O ramo da alimentação é considerado promissor para os empreendedores. E as rotinas da vida moderna facilitam cada vez mais a abertura de locais de venda de comidas nas ruas.
Mas especialistas orientam que, antes de abrir um negócio, as pessoas trabalhem em algo com as quais se identifiquem e busquem conhecimento e consultoria de instituições de referência para que o negócio prospere.
A satisfação do empresário Daniel Mendonça de Sousa é saber que as suas três filhas conseguiram obter formação acadêmica em universidades particulares, subsidiadas pelo capital de sua empresa.
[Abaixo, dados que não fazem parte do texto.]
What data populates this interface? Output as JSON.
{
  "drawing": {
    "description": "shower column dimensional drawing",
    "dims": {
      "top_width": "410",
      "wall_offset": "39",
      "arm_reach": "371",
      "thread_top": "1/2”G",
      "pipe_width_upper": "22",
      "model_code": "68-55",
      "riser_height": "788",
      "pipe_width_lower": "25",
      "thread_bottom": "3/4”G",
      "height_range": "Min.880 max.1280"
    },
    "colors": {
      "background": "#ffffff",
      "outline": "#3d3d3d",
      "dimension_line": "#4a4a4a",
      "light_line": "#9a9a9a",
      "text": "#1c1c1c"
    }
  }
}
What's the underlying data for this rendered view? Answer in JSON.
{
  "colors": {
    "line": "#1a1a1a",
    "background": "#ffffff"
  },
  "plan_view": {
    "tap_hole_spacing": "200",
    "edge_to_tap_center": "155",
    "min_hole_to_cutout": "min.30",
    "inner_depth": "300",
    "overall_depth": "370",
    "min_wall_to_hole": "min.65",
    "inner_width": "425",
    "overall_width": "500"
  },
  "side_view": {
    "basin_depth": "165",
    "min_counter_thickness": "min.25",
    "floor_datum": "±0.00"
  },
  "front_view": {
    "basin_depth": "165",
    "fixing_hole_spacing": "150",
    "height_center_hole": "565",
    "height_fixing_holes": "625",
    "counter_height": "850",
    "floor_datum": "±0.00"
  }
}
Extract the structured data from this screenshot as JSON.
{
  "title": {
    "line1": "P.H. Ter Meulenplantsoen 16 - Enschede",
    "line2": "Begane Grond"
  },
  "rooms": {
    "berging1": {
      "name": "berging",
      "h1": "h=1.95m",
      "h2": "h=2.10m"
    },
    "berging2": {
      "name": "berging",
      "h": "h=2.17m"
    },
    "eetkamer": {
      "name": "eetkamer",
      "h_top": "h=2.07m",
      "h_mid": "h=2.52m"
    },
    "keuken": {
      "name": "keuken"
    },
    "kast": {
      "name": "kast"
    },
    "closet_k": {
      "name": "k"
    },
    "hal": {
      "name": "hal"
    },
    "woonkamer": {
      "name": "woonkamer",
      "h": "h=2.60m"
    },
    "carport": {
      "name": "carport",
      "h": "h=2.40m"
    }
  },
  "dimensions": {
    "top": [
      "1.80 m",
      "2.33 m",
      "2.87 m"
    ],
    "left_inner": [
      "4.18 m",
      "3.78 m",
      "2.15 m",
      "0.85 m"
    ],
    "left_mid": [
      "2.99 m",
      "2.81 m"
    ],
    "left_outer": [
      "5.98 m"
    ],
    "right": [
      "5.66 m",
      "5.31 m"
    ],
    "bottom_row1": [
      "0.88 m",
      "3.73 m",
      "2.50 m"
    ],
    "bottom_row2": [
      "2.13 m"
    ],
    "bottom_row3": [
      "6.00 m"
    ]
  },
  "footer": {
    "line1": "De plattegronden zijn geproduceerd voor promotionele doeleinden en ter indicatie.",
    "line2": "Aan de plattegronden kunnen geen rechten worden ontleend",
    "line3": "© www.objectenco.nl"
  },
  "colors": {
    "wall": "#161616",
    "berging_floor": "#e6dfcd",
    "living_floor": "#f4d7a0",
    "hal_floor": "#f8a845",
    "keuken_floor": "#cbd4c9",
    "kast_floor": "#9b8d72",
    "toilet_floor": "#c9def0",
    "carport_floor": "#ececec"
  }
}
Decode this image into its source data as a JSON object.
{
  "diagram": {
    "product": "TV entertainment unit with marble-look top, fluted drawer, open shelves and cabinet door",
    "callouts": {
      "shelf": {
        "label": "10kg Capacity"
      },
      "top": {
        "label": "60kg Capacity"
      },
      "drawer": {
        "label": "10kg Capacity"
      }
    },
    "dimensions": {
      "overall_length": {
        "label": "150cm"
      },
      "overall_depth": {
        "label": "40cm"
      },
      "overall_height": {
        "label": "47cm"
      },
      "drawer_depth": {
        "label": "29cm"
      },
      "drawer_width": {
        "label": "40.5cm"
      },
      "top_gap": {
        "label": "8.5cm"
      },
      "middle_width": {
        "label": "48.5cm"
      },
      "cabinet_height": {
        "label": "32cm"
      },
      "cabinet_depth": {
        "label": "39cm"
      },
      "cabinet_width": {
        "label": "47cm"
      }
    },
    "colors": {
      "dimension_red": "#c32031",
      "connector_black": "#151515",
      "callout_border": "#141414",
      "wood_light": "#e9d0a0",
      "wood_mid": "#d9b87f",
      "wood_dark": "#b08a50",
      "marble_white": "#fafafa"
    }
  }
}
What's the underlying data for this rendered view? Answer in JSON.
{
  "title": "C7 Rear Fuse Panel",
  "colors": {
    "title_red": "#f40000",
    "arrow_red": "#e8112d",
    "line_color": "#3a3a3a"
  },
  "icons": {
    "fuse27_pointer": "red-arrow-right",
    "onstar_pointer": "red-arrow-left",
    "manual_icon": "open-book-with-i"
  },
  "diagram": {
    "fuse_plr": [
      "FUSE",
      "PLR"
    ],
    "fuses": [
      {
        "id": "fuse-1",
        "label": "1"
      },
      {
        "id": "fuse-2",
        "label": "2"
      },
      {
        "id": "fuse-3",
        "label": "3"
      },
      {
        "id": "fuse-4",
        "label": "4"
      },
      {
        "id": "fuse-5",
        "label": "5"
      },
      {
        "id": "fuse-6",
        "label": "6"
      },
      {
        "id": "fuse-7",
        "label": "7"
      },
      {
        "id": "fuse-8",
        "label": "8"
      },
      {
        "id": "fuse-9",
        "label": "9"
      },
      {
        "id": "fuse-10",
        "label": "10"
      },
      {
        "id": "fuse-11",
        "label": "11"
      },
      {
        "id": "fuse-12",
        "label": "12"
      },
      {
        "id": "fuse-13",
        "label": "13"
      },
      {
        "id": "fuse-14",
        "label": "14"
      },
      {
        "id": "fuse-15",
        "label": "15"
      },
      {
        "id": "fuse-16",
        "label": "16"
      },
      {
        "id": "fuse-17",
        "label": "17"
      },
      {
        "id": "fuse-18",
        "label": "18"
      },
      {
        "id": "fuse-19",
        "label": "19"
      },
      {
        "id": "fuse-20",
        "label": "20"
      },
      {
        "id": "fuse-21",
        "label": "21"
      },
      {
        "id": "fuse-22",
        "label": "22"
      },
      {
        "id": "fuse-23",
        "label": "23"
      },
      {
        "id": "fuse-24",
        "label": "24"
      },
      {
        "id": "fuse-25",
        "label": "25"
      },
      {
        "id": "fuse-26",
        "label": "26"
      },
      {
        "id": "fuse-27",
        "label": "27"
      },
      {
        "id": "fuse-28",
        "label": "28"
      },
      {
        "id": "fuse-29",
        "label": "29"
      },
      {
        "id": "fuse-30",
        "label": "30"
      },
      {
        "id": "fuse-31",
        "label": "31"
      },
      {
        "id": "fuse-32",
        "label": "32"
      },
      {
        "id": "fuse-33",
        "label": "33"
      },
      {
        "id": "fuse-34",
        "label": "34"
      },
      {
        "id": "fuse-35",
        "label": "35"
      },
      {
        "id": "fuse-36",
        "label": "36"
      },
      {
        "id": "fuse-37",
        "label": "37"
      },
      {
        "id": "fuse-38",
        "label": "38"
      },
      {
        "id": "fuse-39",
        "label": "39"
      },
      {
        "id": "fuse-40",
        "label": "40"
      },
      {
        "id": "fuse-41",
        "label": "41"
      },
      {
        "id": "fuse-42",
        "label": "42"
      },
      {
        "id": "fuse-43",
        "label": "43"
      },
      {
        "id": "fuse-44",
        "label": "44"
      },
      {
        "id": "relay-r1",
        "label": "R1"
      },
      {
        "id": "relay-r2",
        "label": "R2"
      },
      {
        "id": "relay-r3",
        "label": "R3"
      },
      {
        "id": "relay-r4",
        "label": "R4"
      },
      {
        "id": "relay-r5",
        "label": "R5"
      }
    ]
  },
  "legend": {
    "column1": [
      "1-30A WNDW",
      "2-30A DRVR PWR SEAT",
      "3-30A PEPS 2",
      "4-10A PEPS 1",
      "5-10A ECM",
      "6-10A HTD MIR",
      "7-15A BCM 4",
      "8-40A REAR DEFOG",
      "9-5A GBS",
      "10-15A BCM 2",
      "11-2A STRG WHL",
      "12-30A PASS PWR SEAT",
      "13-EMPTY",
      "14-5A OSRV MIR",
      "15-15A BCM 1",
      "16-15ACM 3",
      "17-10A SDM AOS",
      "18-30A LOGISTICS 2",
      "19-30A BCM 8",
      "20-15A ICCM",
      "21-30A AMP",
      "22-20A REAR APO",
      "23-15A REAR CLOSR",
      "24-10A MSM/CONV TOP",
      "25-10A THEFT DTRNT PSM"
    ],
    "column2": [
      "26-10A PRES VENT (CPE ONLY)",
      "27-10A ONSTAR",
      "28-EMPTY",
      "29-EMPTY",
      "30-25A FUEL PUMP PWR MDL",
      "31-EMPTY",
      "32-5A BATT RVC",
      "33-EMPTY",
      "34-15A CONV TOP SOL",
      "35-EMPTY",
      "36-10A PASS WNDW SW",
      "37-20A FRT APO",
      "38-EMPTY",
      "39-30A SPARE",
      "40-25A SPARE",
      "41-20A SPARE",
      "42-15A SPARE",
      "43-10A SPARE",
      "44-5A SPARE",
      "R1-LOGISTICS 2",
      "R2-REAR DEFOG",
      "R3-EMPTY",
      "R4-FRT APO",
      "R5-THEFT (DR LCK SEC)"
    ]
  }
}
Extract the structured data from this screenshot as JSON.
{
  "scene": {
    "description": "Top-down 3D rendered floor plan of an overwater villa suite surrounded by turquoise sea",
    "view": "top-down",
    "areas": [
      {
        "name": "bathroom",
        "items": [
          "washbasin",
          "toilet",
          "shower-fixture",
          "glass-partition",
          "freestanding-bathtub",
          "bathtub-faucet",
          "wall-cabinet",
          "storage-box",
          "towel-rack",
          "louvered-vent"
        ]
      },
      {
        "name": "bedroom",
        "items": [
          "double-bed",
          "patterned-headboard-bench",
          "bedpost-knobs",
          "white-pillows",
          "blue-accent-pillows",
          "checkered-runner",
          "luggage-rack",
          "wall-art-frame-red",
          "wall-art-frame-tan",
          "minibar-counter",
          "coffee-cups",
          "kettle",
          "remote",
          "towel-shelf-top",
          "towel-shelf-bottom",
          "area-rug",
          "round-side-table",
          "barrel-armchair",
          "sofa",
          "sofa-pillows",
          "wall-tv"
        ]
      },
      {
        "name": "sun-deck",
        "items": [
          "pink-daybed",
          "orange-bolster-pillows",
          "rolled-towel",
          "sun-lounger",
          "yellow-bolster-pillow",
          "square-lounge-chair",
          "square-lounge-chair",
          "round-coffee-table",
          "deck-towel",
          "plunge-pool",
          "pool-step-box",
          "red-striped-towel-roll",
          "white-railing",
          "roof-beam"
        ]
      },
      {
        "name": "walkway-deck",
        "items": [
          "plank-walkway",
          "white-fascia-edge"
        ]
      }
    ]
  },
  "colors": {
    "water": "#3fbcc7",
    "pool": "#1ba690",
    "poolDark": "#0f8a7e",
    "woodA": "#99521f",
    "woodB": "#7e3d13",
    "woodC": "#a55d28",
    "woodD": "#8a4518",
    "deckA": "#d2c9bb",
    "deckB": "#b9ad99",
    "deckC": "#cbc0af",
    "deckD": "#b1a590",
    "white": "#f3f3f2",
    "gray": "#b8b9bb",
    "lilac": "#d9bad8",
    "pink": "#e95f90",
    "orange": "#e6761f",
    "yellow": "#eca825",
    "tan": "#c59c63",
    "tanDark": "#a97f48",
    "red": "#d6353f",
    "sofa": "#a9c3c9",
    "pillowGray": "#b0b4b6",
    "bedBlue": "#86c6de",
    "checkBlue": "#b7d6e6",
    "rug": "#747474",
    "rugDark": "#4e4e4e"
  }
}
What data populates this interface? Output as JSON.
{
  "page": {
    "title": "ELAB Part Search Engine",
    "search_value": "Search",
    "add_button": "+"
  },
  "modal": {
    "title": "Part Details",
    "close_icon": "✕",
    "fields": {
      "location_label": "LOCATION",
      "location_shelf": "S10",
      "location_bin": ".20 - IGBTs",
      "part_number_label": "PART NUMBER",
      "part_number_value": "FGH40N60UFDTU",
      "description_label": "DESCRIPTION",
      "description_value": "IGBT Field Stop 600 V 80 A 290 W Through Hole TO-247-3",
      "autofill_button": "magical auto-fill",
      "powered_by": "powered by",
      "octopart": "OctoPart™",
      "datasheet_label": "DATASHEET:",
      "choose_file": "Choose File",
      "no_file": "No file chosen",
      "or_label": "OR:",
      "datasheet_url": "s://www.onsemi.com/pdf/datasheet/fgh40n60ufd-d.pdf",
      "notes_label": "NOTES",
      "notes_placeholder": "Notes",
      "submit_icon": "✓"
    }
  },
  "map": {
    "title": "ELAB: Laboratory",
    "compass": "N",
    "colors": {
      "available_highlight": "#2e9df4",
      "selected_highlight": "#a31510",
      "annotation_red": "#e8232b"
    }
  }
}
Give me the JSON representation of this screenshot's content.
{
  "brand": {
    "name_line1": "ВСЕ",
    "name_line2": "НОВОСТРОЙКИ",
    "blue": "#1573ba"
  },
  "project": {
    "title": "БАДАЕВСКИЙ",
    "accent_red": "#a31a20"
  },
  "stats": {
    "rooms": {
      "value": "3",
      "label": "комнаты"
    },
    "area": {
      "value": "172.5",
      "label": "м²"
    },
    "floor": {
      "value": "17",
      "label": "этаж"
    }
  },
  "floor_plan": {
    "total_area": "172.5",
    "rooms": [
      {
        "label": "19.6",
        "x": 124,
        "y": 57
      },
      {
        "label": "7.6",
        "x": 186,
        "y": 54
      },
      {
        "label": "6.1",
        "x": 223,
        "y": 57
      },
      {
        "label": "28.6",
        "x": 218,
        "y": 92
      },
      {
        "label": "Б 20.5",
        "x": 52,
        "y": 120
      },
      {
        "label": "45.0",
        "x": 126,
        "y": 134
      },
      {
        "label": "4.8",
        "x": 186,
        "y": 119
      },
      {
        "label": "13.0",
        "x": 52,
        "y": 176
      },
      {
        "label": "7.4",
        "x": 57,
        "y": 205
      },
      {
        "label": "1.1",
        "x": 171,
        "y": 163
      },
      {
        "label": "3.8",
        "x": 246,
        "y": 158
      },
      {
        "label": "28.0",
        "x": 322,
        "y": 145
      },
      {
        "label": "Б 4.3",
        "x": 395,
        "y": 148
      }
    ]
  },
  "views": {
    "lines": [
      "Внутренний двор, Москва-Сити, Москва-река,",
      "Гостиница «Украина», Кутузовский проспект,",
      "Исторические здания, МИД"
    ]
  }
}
Há 25 anos, sem emprego e motivado pelo trato culinário que sempre fez parte das virtudes da esposa Flávia Sousa, ele resolveu começar a vender comida na rua. “A época era de chuva, quando comecei. Desempregado, eu acreditei na capacidade da Flávia na cozinha. Ela procura fazer tudo bem feito e sempre acreditei que um dia a gente venceria”.
Muitas vezes, o trabalhador da construção civil teve que carregar, com o auxílio de um carro de mão, o material para o preparo de tacacá, vatapá e outras comidas típicas. Mas isso não o desanimou.
“A dificuldade era fazer a freguesia. Colocar tudo a um preço bem mais barato e acessível para que todo mundo pudesse comprar. Não via lucro no começo, mas me satisfazia com a alegria de minhas filhas em poder nos ajudar na cozinha”, destacou Daniel.
Hoje, com três pontos de venda, em diferentes locais no bairro da Pedreira, e cerca de quinze funcionários, inclusive na produção das comidas, o empresário se diz feliz e realizado.
A pessoa que busca por qualificação pode ter mais suporte para reagir às dificuldades que encontrar no empreendimento, afirma a educadora financeira Patrícia Godoy.
“Para alcançar sucesso em um negócio novo, a pessoa deve buscar conhecimento, porque assim terá base para gerenciar seu negócio. Dessa maneira, saberá que precisa de alguém que cuide da parte administrativa de forma segura e qualificada. Para isso, é importante que procure consultoria em empresas que possuem referência em cada ramo específico”, ensinou.
“Em primeiro lugar, deve conhecer sua empresa e saber os gastos dela. Precisa ter um parâmetro do que fazer com o que conseguir inicialmente. Além disso, que tenha paciência para saber distinguir o lucro da empresa e não gaste com despesas pessoais em um primeiro momento. Tem que saber das etapas de risco e que tem que ter capital para investir”.
Uma boa dica é fazer três perguntas quanto à motivação para abrir um negócio voltado à alimentação. “’É pelo dinheiro?’, ‘Tenho tempo suficiente para se dedicar a um negócio que exige tanto no antes, durante e depois, como o setor de comércio de alimentos?’ e ‘Domino alguma área neste segmento, como doces, sorvetes, sanduíches, salgados ou refeições?’”.
Um dos lanches mais procurados pelas pessoas é a composição de salgados e sucos. E para fazer a diferença, o jovem empreendedor Joelnilson dos Santos, de 33 anos, pensou em estratégias como fazer a entrega sem cobrar taxa de serviço.
“Quando passam de cinco salgados, a gente faz a entrega para bairros próximos. Mas as pessoas procuram tanto que elas vêm de longe só para experimentar o nosso lanche”, contou.
Os clientes validam o que o empresário diz. “O diferencial aqui é a qualidade do lanche e o atendimento. A gente vem de São Brás para comer aqui na Pedreira”, disse o cliente Biolay Ávila.